0%
Rabu, 13 Desember 2023 09:13

Kominfo Sebut Gen Z Tak Perlu Khawatir dengan AI karena Bisa Lahirkan Profesi Baru

Editor : Azis Kuba
Kominfo Sebut Gen Z Tak Perlu Khawatir dengan AI karena Bisa Lahirkan Profesi Baru
ist

Inovasi teknologi justru bisa menciptakan lapangan kerja baru.

PORTALMEDIA.ID — Wakil Menteri Komunikasi dan Informatika (Wamenkominfo) Nezar Patria meminta generasi milenial dan Gen Z tak perlu khawatir soal potensi kecerdasan buatan (AI) mengambil pekerjaan mereka.

Nezar meyakini masa depan masih akan banyak pekerjaan yang membutuhkan tenaga manusia seiring perkembangan teknologi.

Nezar mengatakan bahwa perkembangan teknologi tak selalu membuat hilangnya pekerjaan. Di sisi lain, inovasi teknologi justru bisa menciptakan lapangan kerja baru.

Baca Juga : Provinsi Sulsel Siap Jadi Pilot Project Penerapan AI

"Kekhawatiran kita sebetulnya lebih ke arah ancaman terhadap kemanusiaan tapi kalau di lapangan kerja selalu ada pekerjaan-pekerjaan baru yang terbuka dengan adanya inovasi teknologi," kata Nezar dalam podcast What The Fact! Startech CNN Indonesia, Senin (11/12/2023).

Ia mencontohkan bagaimana saat tahun-tahun awal penemuan radio dan televisi belum banyak profesi yang ditemukan. Namun, setelahnya mulai berkembang profesi seperti operator radio maupun kameramen.

Hal tersebut, menurut Nezar, juga bisa terjadi ketika teknologi AI berkembang dengan pesat di masa depan.

Baca Juga : Uni Eropa Sahkan Undang-Undang AI

"Jadi ada begitu banyak pekerjaan yang mungkin akan dibutuhkan. Makannya yang harus diatur adalah tata kelola desain, pengembangan, sampai dengan pemakaian AI, nah ini yang dibutuhkan satu regulasi setidaknya memitigasi satu risiko yang bakal muncul," ujarnya.

Lebih lanjut, Nezar mengatakan bahwa untuk mengembangkan teknologi di Indonesia juga memerlukan sumber daya manusia yang mumpuni. Hal ini, kata dia, bisa jadi celah untuk membuka lapangan pekerjaan baru.

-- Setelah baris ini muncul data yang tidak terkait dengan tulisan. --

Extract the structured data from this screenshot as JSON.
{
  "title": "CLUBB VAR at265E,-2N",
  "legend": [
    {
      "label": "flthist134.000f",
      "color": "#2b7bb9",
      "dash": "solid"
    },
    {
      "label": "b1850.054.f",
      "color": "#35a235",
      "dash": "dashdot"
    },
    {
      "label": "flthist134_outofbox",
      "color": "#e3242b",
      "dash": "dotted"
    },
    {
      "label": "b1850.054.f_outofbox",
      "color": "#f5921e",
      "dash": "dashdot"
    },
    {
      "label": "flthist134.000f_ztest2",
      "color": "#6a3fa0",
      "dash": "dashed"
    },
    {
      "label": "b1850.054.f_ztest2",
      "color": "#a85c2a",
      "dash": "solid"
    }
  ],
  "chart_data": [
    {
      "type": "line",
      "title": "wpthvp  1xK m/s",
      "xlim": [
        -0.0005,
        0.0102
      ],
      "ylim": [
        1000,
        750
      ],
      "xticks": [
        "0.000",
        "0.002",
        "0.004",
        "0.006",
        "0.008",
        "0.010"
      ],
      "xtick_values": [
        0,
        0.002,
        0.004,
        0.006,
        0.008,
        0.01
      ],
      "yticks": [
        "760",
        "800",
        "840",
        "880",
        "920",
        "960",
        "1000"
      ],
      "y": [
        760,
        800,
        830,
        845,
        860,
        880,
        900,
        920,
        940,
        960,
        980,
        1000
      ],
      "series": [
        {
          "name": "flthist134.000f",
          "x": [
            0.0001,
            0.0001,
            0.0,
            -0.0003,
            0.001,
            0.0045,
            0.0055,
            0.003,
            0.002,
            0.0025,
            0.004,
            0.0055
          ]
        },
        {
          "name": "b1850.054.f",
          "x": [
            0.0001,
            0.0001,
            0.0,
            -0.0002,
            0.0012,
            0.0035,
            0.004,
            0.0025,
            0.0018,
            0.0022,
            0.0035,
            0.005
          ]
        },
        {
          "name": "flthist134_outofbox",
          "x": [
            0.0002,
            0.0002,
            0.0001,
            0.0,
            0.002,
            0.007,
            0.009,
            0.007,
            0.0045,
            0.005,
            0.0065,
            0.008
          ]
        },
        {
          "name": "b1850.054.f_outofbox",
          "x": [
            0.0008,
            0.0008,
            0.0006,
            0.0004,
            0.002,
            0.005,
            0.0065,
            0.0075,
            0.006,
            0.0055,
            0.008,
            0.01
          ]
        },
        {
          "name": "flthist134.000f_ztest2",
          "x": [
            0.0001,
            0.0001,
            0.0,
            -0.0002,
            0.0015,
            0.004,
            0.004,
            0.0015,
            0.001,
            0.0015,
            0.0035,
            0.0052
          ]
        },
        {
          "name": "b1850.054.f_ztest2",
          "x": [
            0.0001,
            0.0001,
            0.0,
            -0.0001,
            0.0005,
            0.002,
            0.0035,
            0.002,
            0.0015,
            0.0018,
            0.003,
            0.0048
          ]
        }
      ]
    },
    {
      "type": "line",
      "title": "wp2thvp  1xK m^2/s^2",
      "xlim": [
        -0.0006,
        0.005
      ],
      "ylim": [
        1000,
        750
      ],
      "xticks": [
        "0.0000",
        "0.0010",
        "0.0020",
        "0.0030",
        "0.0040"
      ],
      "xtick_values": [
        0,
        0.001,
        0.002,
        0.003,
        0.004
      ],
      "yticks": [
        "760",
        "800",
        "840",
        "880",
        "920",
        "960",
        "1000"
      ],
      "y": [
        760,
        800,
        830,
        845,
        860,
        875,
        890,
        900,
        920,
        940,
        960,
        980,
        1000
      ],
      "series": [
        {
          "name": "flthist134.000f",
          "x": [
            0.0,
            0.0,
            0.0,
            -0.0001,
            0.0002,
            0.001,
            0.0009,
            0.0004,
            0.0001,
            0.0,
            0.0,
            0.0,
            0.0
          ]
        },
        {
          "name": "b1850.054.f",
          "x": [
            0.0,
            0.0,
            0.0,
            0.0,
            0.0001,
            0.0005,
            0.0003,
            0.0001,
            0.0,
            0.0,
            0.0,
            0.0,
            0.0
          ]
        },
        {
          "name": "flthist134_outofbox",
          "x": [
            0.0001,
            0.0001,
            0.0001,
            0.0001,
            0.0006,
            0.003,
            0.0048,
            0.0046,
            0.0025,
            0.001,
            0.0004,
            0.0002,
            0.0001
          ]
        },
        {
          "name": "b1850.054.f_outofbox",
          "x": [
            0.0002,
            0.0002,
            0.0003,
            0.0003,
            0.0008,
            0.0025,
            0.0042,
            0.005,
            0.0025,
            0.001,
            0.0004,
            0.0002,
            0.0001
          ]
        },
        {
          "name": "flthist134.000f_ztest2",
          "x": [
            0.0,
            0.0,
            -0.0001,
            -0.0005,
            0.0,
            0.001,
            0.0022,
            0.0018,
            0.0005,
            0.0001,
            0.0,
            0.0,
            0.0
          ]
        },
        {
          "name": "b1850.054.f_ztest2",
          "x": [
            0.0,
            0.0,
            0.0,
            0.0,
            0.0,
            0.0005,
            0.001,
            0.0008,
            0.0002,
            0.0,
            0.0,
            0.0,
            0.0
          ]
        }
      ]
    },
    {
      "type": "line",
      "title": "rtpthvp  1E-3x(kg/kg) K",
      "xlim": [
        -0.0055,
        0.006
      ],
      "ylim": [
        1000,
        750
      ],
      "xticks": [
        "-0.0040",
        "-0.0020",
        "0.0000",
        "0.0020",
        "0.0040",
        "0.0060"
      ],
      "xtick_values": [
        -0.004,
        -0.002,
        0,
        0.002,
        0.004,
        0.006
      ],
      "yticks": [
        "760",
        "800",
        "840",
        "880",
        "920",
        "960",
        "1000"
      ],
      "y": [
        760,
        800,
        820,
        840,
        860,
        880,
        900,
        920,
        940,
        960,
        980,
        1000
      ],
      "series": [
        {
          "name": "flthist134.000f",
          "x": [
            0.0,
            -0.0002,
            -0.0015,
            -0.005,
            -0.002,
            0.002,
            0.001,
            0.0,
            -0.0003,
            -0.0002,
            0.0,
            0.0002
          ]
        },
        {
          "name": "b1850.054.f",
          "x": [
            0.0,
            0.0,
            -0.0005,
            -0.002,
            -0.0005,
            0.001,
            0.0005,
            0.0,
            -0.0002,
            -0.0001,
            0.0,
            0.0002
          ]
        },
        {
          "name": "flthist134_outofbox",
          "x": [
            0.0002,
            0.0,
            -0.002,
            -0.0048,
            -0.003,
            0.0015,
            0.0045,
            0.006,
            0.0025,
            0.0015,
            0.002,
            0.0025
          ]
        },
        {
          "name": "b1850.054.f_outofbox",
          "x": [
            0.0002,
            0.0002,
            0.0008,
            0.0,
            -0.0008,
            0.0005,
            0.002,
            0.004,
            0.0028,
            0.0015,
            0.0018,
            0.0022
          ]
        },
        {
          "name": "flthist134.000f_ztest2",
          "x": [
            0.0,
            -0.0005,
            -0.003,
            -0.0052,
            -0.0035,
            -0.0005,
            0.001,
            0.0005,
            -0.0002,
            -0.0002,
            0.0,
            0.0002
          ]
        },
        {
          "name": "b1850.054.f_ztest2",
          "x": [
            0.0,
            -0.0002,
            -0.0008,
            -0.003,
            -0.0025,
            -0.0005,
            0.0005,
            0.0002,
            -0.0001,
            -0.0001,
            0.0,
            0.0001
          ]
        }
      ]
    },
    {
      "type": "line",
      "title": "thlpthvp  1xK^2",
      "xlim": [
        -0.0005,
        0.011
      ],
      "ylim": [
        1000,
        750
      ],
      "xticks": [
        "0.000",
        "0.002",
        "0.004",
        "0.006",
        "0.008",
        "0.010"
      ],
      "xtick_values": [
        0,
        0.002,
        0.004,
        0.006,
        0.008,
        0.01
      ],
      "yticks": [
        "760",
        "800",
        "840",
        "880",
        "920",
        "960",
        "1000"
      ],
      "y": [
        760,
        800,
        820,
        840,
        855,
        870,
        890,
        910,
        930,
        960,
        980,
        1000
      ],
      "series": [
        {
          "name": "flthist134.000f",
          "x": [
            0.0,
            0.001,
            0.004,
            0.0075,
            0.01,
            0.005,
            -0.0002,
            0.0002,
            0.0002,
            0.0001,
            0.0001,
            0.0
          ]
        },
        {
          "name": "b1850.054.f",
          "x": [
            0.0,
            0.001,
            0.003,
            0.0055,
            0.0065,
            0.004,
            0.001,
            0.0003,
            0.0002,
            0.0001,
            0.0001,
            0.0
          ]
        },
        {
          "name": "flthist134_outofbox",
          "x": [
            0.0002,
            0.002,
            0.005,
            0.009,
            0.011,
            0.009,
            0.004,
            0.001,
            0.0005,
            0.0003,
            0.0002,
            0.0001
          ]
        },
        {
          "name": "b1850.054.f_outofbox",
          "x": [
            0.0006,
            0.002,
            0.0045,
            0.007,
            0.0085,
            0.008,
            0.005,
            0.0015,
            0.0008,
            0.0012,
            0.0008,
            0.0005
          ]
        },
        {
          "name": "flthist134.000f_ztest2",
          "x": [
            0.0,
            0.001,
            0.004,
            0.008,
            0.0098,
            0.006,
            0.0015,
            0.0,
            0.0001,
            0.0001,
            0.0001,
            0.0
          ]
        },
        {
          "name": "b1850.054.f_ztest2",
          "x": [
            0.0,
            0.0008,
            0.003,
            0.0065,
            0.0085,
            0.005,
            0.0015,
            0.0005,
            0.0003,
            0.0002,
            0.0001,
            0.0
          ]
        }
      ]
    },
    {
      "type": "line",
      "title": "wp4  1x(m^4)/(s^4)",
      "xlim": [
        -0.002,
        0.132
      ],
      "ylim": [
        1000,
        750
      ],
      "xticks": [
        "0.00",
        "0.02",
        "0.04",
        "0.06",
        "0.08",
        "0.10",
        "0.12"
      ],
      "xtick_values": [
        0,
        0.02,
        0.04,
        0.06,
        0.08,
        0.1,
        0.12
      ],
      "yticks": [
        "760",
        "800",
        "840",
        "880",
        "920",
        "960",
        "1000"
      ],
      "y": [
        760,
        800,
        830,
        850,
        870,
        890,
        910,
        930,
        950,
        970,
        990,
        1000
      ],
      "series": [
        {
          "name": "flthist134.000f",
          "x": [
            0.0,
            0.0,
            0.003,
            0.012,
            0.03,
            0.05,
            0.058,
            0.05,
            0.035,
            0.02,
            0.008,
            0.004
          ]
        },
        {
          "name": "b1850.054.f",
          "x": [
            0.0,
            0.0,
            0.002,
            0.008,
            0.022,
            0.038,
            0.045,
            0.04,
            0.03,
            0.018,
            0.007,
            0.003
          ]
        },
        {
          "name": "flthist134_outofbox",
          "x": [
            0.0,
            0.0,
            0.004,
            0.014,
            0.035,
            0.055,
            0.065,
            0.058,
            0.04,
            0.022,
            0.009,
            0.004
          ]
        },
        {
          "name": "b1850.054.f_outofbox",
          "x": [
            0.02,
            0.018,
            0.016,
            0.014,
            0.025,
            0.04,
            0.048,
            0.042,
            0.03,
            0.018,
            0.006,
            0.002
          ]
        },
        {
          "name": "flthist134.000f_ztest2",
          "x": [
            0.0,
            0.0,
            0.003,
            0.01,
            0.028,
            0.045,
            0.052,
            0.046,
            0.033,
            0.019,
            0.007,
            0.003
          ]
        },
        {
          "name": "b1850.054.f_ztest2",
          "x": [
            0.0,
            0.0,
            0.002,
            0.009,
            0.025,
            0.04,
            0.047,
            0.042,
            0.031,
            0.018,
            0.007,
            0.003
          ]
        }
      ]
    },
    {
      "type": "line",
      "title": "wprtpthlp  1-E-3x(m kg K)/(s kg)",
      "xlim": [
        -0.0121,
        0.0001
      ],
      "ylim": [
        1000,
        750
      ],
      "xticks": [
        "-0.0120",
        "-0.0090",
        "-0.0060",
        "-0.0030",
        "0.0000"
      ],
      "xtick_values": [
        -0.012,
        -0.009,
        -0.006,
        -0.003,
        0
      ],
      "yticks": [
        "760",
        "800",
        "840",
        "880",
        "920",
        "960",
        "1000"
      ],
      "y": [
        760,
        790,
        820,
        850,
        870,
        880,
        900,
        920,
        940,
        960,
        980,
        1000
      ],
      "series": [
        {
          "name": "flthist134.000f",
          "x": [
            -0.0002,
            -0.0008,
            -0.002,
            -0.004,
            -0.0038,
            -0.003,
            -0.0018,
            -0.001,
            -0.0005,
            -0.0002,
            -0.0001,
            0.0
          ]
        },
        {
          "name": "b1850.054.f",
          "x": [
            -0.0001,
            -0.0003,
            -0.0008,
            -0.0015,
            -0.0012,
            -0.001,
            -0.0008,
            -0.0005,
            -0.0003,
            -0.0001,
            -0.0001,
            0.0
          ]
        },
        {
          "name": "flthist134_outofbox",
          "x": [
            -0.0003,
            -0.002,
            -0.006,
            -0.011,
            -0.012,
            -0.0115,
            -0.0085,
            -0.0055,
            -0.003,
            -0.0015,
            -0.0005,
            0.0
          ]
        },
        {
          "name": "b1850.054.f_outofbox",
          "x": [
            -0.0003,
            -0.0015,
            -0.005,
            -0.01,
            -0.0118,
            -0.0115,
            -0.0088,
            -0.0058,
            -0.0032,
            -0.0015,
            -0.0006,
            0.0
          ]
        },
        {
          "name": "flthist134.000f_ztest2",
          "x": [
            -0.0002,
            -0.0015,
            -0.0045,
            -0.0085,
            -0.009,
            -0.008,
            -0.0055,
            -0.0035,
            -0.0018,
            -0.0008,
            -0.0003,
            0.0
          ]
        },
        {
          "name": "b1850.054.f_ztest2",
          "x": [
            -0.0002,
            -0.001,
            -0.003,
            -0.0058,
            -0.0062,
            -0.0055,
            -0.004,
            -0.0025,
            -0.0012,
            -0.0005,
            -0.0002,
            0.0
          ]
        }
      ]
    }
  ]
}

Pasalnya, untuk mengembangkan teknologi AI perlu big data yang cukup besar. Menurut Nezar hal itu baru bisa tercapai jika SDM-nya terpenuhi.

Baca Juga : Enggan Terseret Ancaman AI, Sejumlah Dosan ITB Nobel Ikut Pelatihan

"Untuk menopang satu transformasi digital sepeerti di Indonesia, talent-nya perlu banyak lagi. Kita setidaknya memelurkan 9 juta orang yang cakap secara digital di tahun 2023, yang sudah ngerti apa itu data science, apa itu big data, mengoperasikan cloud computing dan lain sebagainya masih kurang," ujar dia.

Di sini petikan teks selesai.